Professional Services & B2B
A B2B marketing agency drafts a thought-leadership post claiming '67% of buyers make decisions before talking to sales.' The fact-check phase reveals the original source is a 2011 Forrester study widely misquoted. The rewrite replaces the stat with a 2024 Gartner study with the actual number (44%). The post publishes with a correctly attributed citation and the agency's credibility holds when a prospect's CMO pushes back on the data in a sales call.
Beauty & Personal Care
An esthetician drafts a blog post on retinol's collagen-boosting effects. The fact-check phase flags 5 sentences citing 'studies show' without specifying. The rewrite forces named studies (Kligman 1986 and a 2019 follow-up) and removes one paragraph entirely about microbiome impact (insufficient evidence). The post passes a client's compliance review and runs on the medspa's site without legal review delay.
Local & Trade Services
A general contractor writes a homeowner guide on whether spray foam insulation off-gasses. The fact-check phase catches a 2008 source treated as current and an industry-association source treated as neutral research. The rewrite cites a 2022 EPA review and notes the off-gassing window honestly. Avoids a small but real liability — the contractor's previous draft would have minimized a real customer concern.
Frequently Asked
Why use this instead of just running ChatGPT with web search on?

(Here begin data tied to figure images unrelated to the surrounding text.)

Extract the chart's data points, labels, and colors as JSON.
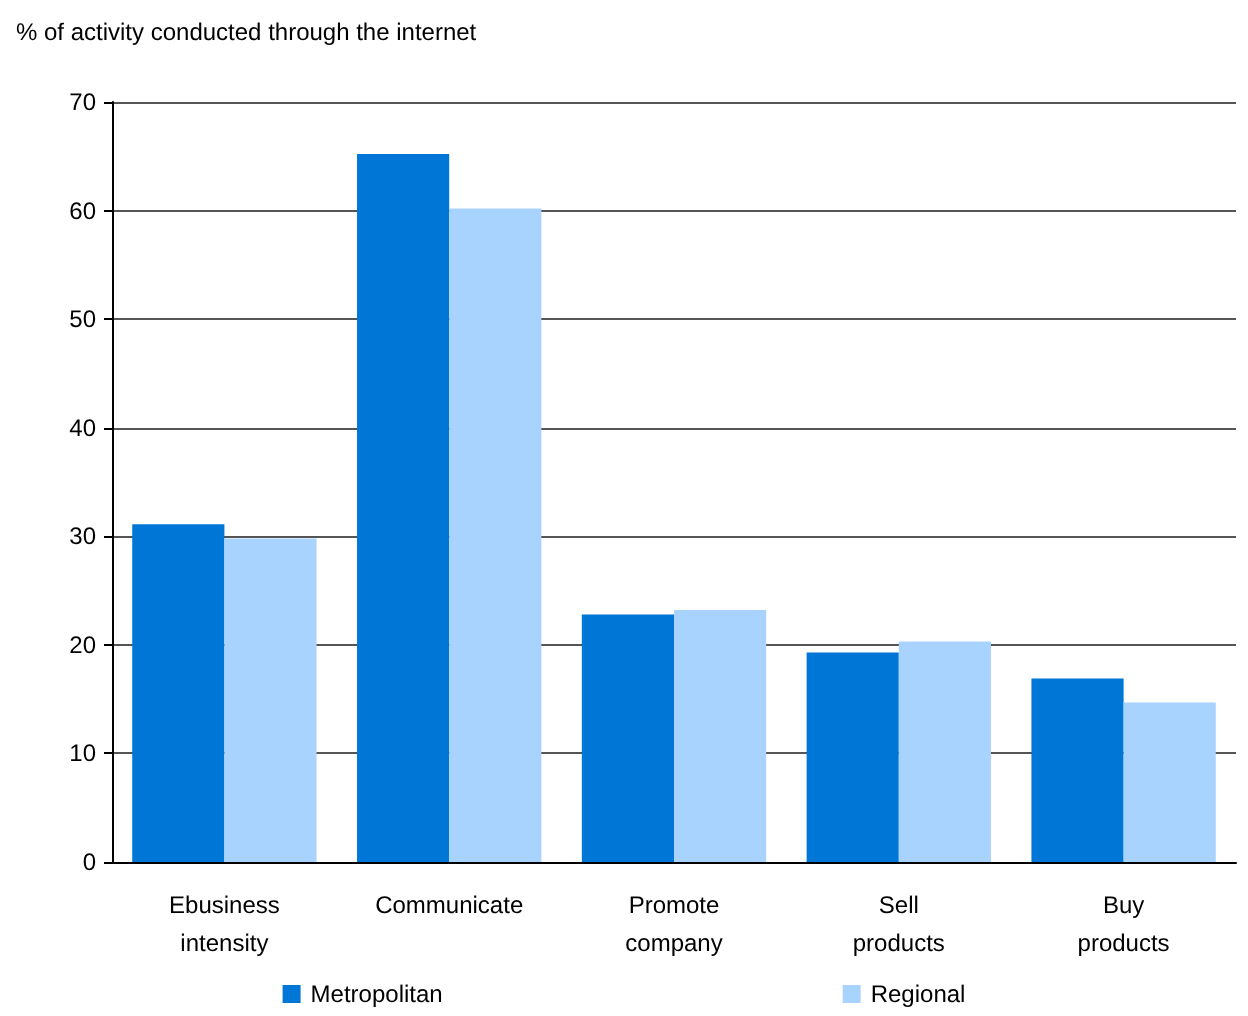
{
  "chart_data": {
    "type": "bar",
    "ylabel": "% of activity conducted through the internet",
    "categories": [
      "Ebusiness intensity",
      "Communicate",
      "Promote company",
      "Sell products",
      "Buy products"
    ],
    "series": [
      {
        "name": "Metropolitan",
        "color": "#0077d6",
        "values": [
          31.1,
          65.2,
          22.8,
          19.3,
          16.9
        ]
      },
      {
        "name": "Regional",
        "color": "#a9d3ff",
        "values": [
          29.8,
          60.2,
          23.2,
          20.3,
          14.7
        ]
      }
    ],
    "ylim": [
      0,
      70
    ],
    "yticks": [
      0,
      10,
      20,
      30,
      40,
      50,
      60,
      70
    ],
    "grid": "y",
    "legend": "bottom"
  }
}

Web search retrieves sources. This prompt forces a self-critique step that catches weak citations even when the source exists. The model will happily cite a 2014 nutritional study and treat it as current. The fact-check phase forces it to flag sources older than 2018 or behind paywalls and rewrite. Use web-search-only for fact gathering. Use this prompt when the output will be published with your name on it and a stale source could damage credibility. Magnesium-for-sleep is a real example where 80% of online sources are weak.
Is this safe to use on medical or financial content?

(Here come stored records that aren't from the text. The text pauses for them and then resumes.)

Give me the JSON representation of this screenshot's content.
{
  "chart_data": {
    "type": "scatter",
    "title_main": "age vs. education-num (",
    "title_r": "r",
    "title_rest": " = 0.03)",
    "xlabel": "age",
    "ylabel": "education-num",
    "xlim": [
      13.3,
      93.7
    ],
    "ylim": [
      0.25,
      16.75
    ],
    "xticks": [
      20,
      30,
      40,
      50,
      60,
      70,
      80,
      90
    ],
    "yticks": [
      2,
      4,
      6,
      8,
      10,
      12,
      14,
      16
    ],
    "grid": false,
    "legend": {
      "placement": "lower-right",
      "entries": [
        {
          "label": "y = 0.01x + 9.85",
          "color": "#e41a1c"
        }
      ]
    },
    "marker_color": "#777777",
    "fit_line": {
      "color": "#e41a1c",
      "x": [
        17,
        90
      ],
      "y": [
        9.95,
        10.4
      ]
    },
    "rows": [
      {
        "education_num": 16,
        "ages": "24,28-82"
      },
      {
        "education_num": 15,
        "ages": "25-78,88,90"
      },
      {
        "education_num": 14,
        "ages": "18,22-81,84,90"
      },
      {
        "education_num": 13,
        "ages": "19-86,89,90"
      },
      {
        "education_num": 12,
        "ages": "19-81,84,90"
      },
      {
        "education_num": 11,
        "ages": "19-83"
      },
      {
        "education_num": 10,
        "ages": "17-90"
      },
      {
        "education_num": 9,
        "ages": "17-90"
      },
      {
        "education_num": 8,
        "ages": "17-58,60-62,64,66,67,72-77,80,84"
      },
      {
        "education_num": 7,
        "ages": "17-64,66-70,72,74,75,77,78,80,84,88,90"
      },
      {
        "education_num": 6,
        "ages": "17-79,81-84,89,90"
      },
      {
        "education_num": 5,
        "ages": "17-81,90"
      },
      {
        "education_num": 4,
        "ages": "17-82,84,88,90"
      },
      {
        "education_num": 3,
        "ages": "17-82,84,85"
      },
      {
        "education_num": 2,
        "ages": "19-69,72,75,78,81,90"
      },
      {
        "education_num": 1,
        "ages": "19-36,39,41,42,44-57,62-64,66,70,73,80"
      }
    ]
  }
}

It's a guardrail, not a license. The prompt reduces obvious citation problems but doesn't make AI content compliant for regulated topics. If you're publishing health, finance, or legal claims, treat the output as a first draft to hand to a credentialed reviewer. The 'INSUFFICIENT EVIDENCE' fallback in the prompt is the safety valve — if you ignore it and publish anyway, the prompt didn't protect you. For pharma or medical device content, don't use AI at all; the FDA scrutiny isn't worth the time saved.
What's the most common failure mode here?

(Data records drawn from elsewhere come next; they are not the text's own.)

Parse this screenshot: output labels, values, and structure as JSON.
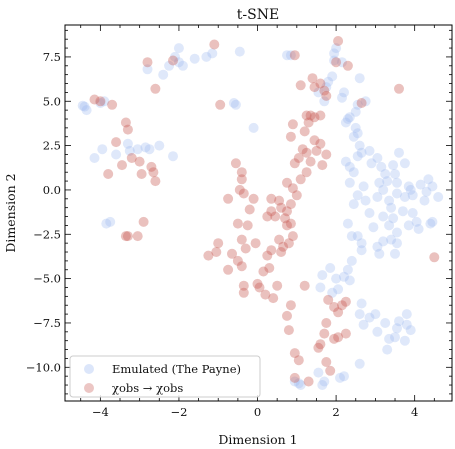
{
  "chart_data": {
    "type": "scatter",
    "title": "t-SNE",
    "xlabel": "Dimension 1",
    "ylabel": "Dimension 2",
    "xlim": [
      -4.9,
      4.95
    ],
    "ylim": [
      -11.9,
      9.3
    ],
    "xticks": [
      -4,
      -2,
      0,
      2,
      4
    ],
    "yticks": [
      -10.0,
      -7.5,
      -5.0,
      -2.5,
      0.0,
      2.5,
      5.0,
      7.5
    ],
    "ytick_labels": [
      "−10.0",
      "−7.5",
      "−5.0",
      "−2.5",
      "0.0",
      "2.5",
      "5.0",
      "7.5"
    ],
    "xtick_labels": [
      "−4",
      "−2",
      "0",
      "2",
      "4"
    ],
    "legend_position": "lower-left",
    "series": [
      {
        "name": "Emulated (The Payne)",
        "color": "#9bb8f0",
        "points": [
          [
            -4.4,
            4.7
          ],
          [
            -4.35,
            4.5
          ],
          [
            -4.45,
            4.75
          ],
          [
            -4.0,
            4.9
          ],
          [
            -3.9,
            5.0
          ],
          [
            -4.15,
            1.8
          ],
          [
            -3.95,
            2.3
          ],
          [
            -3.6,
            2.0
          ],
          [
            -3.3,
            2.6
          ],
          [
            -3.25,
            2.2
          ],
          [
            -3.05,
            2.3
          ],
          [
            -2.85,
            2.4
          ],
          [
            -2.75,
            2.3
          ],
          [
            -2.5,
            2.5
          ],
          [
            -2.15,
            1.9
          ],
          [
            -3.85,
            -1.9
          ],
          [
            -3.75,
            -1.8
          ],
          [
            -2.4,
            6.5
          ],
          [
            -2.25,
            7.0
          ],
          [
            -2.1,
            7.5
          ],
          [
            -2.0,
            8.0
          ],
          [
            -2.0,
            7.2
          ],
          [
            -1.9,
            7.0
          ],
          [
            -1.6,
            7.4
          ],
          [
            -1.3,
            7.5
          ],
          [
            -1.15,
            7.7
          ],
          [
            -2.8,
            6.8
          ],
          [
            -0.6,
            4.9
          ],
          [
            -0.55,
            4.8
          ],
          [
            -0.1,
            3.5
          ],
          [
            -0.45,
            7.8
          ],
          [
            0.75,
            7.6
          ],
          [
            0.85,
            7.6
          ],
          [
            1.75,
            5.8
          ],
          [
            1.55,
            5.5
          ],
          [
            1.7,
            5.0
          ],
          [
            1.8,
            6.1
          ],
          [
            1.9,
            6.4
          ],
          [
            1.95,
            7.3
          ],
          [
            2.0,
            8.0
          ],
          [
            1.95,
            7.7
          ],
          [
            2.15,
            7.2
          ],
          [
            2.6,
            6.3
          ],
          [
            2.2,
            5.5
          ],
          [
            2.15,
            5.2
          ],
          [
            2.3,
            4.0
          ],
          [
            2.25,
            3.8
          ],
          [
            2.35,
            4.1
          ],
          [
            2.5,
            3.5
          ],
          [
            2.55,
            3.2
          ],
          [
            2.45,
            3.0
          ],
          [
            2.6,
            2.5
          ],
          [
            2.65,
            2.1
          ],
          [
            2.55,
            1.9
          ],
          [
            2.25,
            1.6
          ],
          [
            2.35,
            1.3
          ],
          [
            2.45,
            1.0
          ],
          [
            2.75,
            5.0
          ],
          [
            2.55,
            4.8
          ],
          [
            2.5,
            4.4
          ],
          [
            2.85,
            2.2
          ],
          [
            2.9,
            1.5
          ],
          [
            3.05,
            1.8
          ],
          [
            3.15,
            1.3
          ],
          [
            3.25,
            0.9
          ],
          [
            3.1,
            0.4
          ],
          [
            3.3,
            0.5
          ],
          [
            3.2,
            0.0
          ],
          [
            3.05,
            -0.4
          ],
          [
            3.35,
            -0.6
          ],
          [
            3.45,
            1.4
          ],
          [
            3.5,
            0.9
          ],
          [
            3.55,
            0.4
          ],
          [
            3.6,
            2.1
          ],
          [
            3.75,
            1.5
          ],
          [
            3.55,
            -0.2
          ],
          [
            3.75,
            -0.4
          ],
          [
            3.85,
            0.2
          ],
          [
            3.9,
            0.0
          ],
          [
            3.95,
            -0.3
          ],
          [
            4.15,
            0.3
          ],
          [
            4.3,
            -0.1
          ],
          [
            4.35,
            0.6
          ],
          [
            4.45,
            0.2
          ],
          [
            4.25,
            -0.6
          ],
          [
            3.95,
            -1.3
          ],
          [
            3.85,
            -2.0
          ],
          [
            4.1,
            -2.2
          ],
          [
            4.05,
            -1.8
          ],
          [
            4.4,
            -1.9
          ],
          [
            4.45,
            -1.8
          ],
          [
            4.6,
            -0.4
          ],
          [
            3.7,
            -1.2
          ],
          [
            3.4,
            -1.0
          ],
          [
            3.2,
            -1.5
          ],
          [
            3.35,
            -2.0
          ],
          [
            3.45,
            -1.6
          ],
          [
            3.55,
            -2.4
          ],
          [
            3.2,
            -2.9
          ],
          [
            2.95,
            -2.1
          ],
          [
            2.85,
            -1.3
          ],
          [
            2.75,
            -0.6
          ],
          [
            2.7,
            0.2
          ],
          [
            2.55,
            -0.3
          ],
          [
            2.35,
            0.4
          ],
          [
            2.45,
            -0.8
          ],
          [
            2.3,
            -1.9
          ],
          [
            2.4,
            -2.6
          ],
          [
            2.55,
            -2.6
          ],
          [
            2.65,
            -3.0
          ],
          [
            2.65,
            -3.4
          ],
          [
            2.4,
            -4.0
          ],
          [
            2.3,
            -4.5
          ],
          [
            2.35,
            -5.1
          ],
          [
            2.2,
            -4.9
          ],
          [
            2.0,
            -5.0
          ],
          [
            1.85,
            -4.4
          ],
          [
            1.65,
            -4.8
          ],
          [
            1.6,
            -5.5
          ],
          [
            1.9,
            -5.8
          ],
          [
            2.05,
            -5.6
          ],
          [
            3.05,
            -3.2
          ],
          [
            3.1,
            -3.6
          ],
          [
            3.4,
            -2.8
          ],
          [
            3.55,
            -3.0
          ],
          [
            3.5,
            -3.6
          ],
          [
            2.65,
            -6.4
          ],
          [
            2.6,
            -7.0
          ],
          [
            2.7,
            -7.6
          ],
          [
            2.85,
            -7.2
          ],
          [
            3.0,
            -7.0
          ],
          [
            3.05,
            -8.0
          ],
          [
            3.25,
            -7.5
          ],
          [
            3.35,
            -8.4
          ],
          [
            3.55,
            -7.8
          ],
          [
            3.6,
            -7.4
          ],
          [
            3.8,
            -7.0
          ],
          [
            3.8,
            -7.6
          ],
          [
            3.9,
            -7.9
          ],
          [
            3.75,
            -8.5
          ],
          [
            3.5,
            -8.3
          ],
          [
            3.3,
            -9.0
          ],
          [
            2.6,
            -9.8
          ],
          [
            2.2,
            -10.5
          ],
          [
            2.1,
            -10.6
          ],
          [
            1.55,
            -10.3
          ],
          [
            1.7,
            -10.8
          ],
          [
            1.65,
            -11.0
          ],
          [
            1.05,
            -10.9
          ],
          [
            0.95,
            -10.8
          ],
          [
            1.1,
            -11.0
          ]
        ]
      },
      {
        "name": "χobs → χobs",
        "color": "#c95c55",
        "points": [
          [
            -4.15,
            5.1
          ],
          [
            -4.0,
            5.0
          ],
          [
            -3.7,
            4.8
          ],
          [
            -3.35,
            3.8
          ],
          [
            -3.3,
            3.4
          ],
          [
            -3.6,
            2.7
          ],
          [
            -3.8,
            0.9
          ],
          [
            -3.45,
            1.4
          ],
          [
            -3.2,
            1.8
          ],
          [
            -3.0,
            1.6
          ],
          [
            -2.95,
            0.9
          ],
          [
            -2.7,
            1.3
          ],
          [
            -2.65,
            1.0
          ],
          [
            -2.6,
            0.5
          ],
          [
            -2.9,
            -1.8
          ],
          [
            -3.35,
            -2.6
          ],
          [
            -3.3,
            -2.6
          ],
          [
            -3.05,
            -2.6
          ],
          [
            -2.8,
            7.2
          ],
          [
            -2.6,
            5.7
          ],
          [
            -2.15,
            7.3
          ],
          [
            -1.1,
            8.2
          ],
          [
            -0.95,
            4.8
          ],
          [
            -0.55,
            1.5
          ],
          [
            -0.4,
            1.0
          ],
          [
            -0.4,
            0.6
          ],
          [
            -0.45,
            0.0
          ],
          [
            -0.75,
            -0.5
          ],
          [
            -0.35,
            -0.2
          ],
          [
            -0.1,
            -0.5
          ],
          [
            -0.2,
            -1.1
          ],
          [
            -0.5,
            -1.9
          ],
          [
            -0.25,
            -2.0
          ],
          [
            -0.4,
            -2.8
          ],
          [
            -0.5,
            -4.0
          ],
          [
            -0.4,
            -4.3
          ],
          [
            -0.75,
            -4.5
          ],
          [
            -1.0,
            -3.0
          ],
          [
            -1.05,
            -3.5
          ],
          [
            -1.25,
            -3.7
          ],
          [
            -0.65,
            -3.6
          ],
          [
            -0.3,
            -3.3
          ],
          [
            -0.05,
            -3.0
          ],
          [
            -0.35,
            -5.4
          ],
          [
            -0.35,
            -5.8
          ],
          [
            0.0,
            -5.3
          ],
          [
            0.05,
            -5.5
          ],
          [
            0.15,
            -4.6
          ],
          [
            0.3,
            -4.4
          ],
          [
            0.2,
            -5.9
          ],
          [
            0.4,
            -6.1
          ],
          [
            0.5,
            -5.4
          ],
          [
            0.35,
            -1.2
          ],
          [
            0.45,
            -1.5
          ],
          [
            0.55,
            -0.6
          ],
          [
            0.6,
            -1.0
          ],
          [
            0.7,
            -1.6
          ],
          [
            0.75,
            -2.0
          ],
          [
            0.85,
            -1.9
          ],
          [
            0.9,
            -2.6
          ],
          [
            0.55,
            -2.8
          ],
          [
            0.35,
            -3.4
          ],
          [
            0.25,
            -3.7
          ],
          [
            0.6,
            -3.5
          ],
          [
            0.65,
            -3.2
          ],
          [
            0.8,
            -3.0
          ],
          [
            0.75,
            0.4
          ],
          [
            0.9,
            0.1
          ],
          [
            1.0,
            -0.3
          ],
          [
            1.1,
            0.6
          ],
          [
            1.25,
            1.0
          ],
          [
            0.95,
            1.5
          ],
          [
            1.05,
            1.8
          ],
          [
            1.15,
            2.3
          ],
          [
            1.25,
            2.1
          ],
          [
            1.35,
            1.6
          ],
          [
            0.85,
            3.0
          ],
          [
            1.2,
            3.3
          ],
          [
            1.35,
            4.2
          ],
          [
            1.45,
            4.1
          ],
          [
            1.6,
            4.2
          ],
          [
            0.9,
            3.7
          ],
          [
            1.1,
            5.9
          ],
          [
            1.4,
            6.3
          ],
          [
            1.6,
            6.0
          ],
          [
            1.75,
            5.3
          ],
          [
            2.0,
            7.2
          ],
          [
            2.05,
            8.4
          ],
          [
            2.3,
            7.0
          ],
          [
            2.65,
            4.9
          ],
          [
            1.25,
            4.2
          ],
          [
            1.3,
            3.8
          ],
          [
            1.45,
            2.8
          ],
          [
            1.6,
            2.6
          ],
          [
            1.5,
            2.2
          ],
          [
            1.75,
            2.0
          ],
          [
            1.65,
            1.4
          ],
          [
            0.85,
            -0.8
          ],
          [
            0.75,
            -1.2
          ],
          [
            0.95,
            7.6
          ],
          [
            1.45,
            5.8
          ],
          [
            1.7,
            5.6
          ],
          [
            3.6,
            5.7
          ],
          [
            1.2,
            -5.4
          ],
          [
            0.85,
            -6.5
          ],
          [
            0.75,
            -7.1
          ],
          [
            0.8,
            -7.9
          ],
          [
            0.95,
            -9.2
          ],
          [
            1.05,
            -9.6
          ],
          [
            0.95,
            -10.6
          ],
          [
            1.3,
            -10.8
          ],
          [
            1.55,
            -8.9
          ],
          [
            1.6,
            -8.7
          ],
          [
            1.7,
            -8.1
          ],
          [
            1.75,
            -7.5
          ],
          [
            1.8,
            -6.2
          ],
          [
            1.95,
            -6.6
          ],
          [
            2.05,
            -6.9
          ],
          [
            2.15,
            -6.5
          ],
          [
            2.25,
            -6.3
          ],
          [
            2.05,
            -8.3
          ],
          [
            1.95,
            -8.4
          ],
          [
            2.25,
            -8.1
          ],
          [
            1.75,
            -9.7
          ],
          [
            1.85,
            -10.2
          ],
          [
            4.5,
            -3.8
          ],
          [
            0.35,
            -0.5
          ],
          [
            0.25,
            -1.5
          ]
        ]
      }
    ]
  }
}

The model self-critiques softly. It flags 2 sentences when there should be 7. Force it to flag a minimum percentage ('flag at least 30% of sentences for review') or it'll rubber-stamp its own draft. Second failure: the rewrite phase quietly replaces a weak source with a weaker one (a Reddit thread instead of a 2016 paper). Demand that rewrites cite open-access peer-reviewed sources with URLs, and read every replacement. AI fact-checking only works if you verify the verifier.
How is this different from running the draft through a separate prompt for review?
A two-prompt workflow gets you the same draft you started with because you forgot the original spec by the time you wrote the review prompt. This prompt forces the model to hold draft and critique in the same context window so the rewrite addresses the exact claim, not a remembered approximation. The single-prompt structure also makes it impossible to skip the critique step — which is what happens 70% of the time when you split it into two prompts and run out of time.